C’est tellement tentant cette invite de la première neige. Belle à croquer. Belle à se rouler dedans. Poudreuse à souhait. « On joue au Petit Poucet ? » Ce sourire en dedans réveille en soi toute notre capacité d’émerveillement. « Oh ! Une trace ! Ca, c’est un chat ! Ca c’est… ? Je ne sais pas. »  Et l’on voudrait avoir tout son temps pour soi, pour profiter de cette lumière vive, pour se remplir les yeux et les poumons de neige.  Prendre le temps de marcher sur cette délicieuse page blanche. Pureté du paysage qui vous purifie dans le même temps.

Cette douceur aussi qui émane du paysage, de l’air.  Une certaine rondeur. Une paix. Pacification qui vous pacifie. Journée de la paix avec soi-même. Froid doux. Tout prend une autre allure. Même les sons ne sont plus les mêmes. Comme si tout était ouaté. Le craquement des pas dans la neige fraîche est alors presque un cri. Cri de la neige que tu entailles avec tes pas, avec ton poids. Tu voudrais être plume, tu voudrais être oiseau pour ne pas souiller cette belle page blanche, ou si peu,  ou au contraire, tout d’un coup, tu y vas à fond. Tu t’élances dans la poudreuse, et ça craque, et ça ‘crunche’ sous tes pas, et tu t’enfonces mi amusée, mi craintive,  et tu donnes libre cours à l’enfant en toi, à la joie d’être là ici et maintenant, en harmonie avec ce beau blanc, ce terrain vierge qui s’offre à toi, que personne d’autre avant toi n’a exploré. Aventurière  du petit matin. Tu voudrais planter ton petit drapeau. Tu voudrais juste crier ta joie d’être et de résonner comme une corde de guitare.

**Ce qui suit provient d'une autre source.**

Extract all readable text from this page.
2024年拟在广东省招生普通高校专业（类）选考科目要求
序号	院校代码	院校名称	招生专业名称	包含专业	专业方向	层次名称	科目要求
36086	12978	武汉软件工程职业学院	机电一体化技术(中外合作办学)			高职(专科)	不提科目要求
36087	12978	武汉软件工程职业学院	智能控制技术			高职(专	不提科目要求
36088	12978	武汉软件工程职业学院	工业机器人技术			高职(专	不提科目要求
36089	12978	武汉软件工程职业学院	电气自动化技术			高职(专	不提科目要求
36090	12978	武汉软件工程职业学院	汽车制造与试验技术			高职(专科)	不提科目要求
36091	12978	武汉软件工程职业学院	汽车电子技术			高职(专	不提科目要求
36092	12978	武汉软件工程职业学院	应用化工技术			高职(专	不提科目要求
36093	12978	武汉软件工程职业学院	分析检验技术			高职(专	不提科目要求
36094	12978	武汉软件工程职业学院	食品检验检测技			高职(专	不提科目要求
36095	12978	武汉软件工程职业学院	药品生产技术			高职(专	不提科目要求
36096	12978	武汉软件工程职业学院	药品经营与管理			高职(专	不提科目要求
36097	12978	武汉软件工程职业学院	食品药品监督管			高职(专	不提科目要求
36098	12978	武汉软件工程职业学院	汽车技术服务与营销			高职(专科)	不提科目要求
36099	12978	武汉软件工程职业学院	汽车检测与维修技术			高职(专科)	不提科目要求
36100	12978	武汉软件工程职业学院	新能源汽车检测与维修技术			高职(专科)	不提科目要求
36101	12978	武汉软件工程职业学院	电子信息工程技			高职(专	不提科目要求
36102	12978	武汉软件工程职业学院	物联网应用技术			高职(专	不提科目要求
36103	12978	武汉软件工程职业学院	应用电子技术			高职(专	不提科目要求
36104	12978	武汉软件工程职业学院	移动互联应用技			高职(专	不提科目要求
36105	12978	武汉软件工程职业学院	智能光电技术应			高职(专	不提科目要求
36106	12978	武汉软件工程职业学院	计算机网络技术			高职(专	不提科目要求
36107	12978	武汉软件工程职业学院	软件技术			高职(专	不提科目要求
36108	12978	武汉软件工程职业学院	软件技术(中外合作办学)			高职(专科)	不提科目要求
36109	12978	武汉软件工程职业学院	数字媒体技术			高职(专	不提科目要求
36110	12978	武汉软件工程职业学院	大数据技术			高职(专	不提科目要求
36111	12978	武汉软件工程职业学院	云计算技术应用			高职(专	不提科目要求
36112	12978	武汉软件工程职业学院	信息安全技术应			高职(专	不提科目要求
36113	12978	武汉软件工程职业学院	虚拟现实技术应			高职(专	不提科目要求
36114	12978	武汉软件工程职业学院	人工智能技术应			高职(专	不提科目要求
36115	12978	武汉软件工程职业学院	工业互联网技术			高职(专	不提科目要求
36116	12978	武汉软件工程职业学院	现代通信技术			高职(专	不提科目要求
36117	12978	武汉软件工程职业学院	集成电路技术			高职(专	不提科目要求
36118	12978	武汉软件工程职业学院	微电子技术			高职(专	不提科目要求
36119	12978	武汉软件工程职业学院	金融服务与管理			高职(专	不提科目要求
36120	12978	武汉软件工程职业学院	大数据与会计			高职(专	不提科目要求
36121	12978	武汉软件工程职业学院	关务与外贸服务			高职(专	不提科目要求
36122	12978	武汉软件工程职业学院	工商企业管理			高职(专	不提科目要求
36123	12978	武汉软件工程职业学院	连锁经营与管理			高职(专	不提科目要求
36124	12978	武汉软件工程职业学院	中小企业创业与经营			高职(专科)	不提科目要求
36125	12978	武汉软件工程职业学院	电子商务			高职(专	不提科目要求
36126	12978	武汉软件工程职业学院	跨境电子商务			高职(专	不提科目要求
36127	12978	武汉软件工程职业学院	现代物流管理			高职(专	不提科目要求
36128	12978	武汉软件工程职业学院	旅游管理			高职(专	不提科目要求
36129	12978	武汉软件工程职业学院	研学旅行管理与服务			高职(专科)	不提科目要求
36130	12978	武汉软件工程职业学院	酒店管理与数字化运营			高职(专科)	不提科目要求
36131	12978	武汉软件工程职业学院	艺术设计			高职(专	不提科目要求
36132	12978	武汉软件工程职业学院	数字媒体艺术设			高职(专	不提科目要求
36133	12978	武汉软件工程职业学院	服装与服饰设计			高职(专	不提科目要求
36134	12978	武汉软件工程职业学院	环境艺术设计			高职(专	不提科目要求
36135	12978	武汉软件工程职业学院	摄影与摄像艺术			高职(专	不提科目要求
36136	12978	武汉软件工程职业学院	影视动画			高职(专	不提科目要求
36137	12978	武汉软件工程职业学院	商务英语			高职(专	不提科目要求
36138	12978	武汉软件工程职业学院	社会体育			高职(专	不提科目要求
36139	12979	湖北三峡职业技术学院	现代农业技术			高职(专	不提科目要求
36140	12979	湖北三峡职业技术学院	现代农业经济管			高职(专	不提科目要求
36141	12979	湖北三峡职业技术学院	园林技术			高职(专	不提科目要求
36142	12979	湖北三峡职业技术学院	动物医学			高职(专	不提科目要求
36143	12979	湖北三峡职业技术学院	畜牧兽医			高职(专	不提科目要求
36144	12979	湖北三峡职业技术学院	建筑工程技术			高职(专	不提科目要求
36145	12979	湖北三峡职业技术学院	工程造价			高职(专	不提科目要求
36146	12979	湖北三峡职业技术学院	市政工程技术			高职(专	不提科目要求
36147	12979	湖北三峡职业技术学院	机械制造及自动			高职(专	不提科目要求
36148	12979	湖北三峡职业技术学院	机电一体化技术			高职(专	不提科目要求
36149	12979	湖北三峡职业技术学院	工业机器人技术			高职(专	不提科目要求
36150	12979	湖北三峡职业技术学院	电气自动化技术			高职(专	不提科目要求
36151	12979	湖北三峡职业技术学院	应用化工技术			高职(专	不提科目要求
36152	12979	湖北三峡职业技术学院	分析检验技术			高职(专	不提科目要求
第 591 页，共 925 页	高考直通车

Un téléphone sonne quelque part. « Ah ! oui ! C’est vrai ! Tu attends un coup de fil ! » Tu avais oublié. Tout oublié. Le froid qui se fait sentir au bout des doigts. Et ces cinq minutes que tu viens de passer dehors te semble une éternité. Et ta journée t’appelle à l’intérieur. Fin de l’intermède blanc.  Que tu retrouveras un peu plus tard. Mais ce sera différent. La lumière sera différente, et cette sensation de pureté,  cette impression d’être une exploratrice de la planète blanche sera passée aussi. La neige en aura vu passé d’autres, humains ou autres. Elle ne t’appartiendra plus à toi toute seule dans sa virginale plénitude.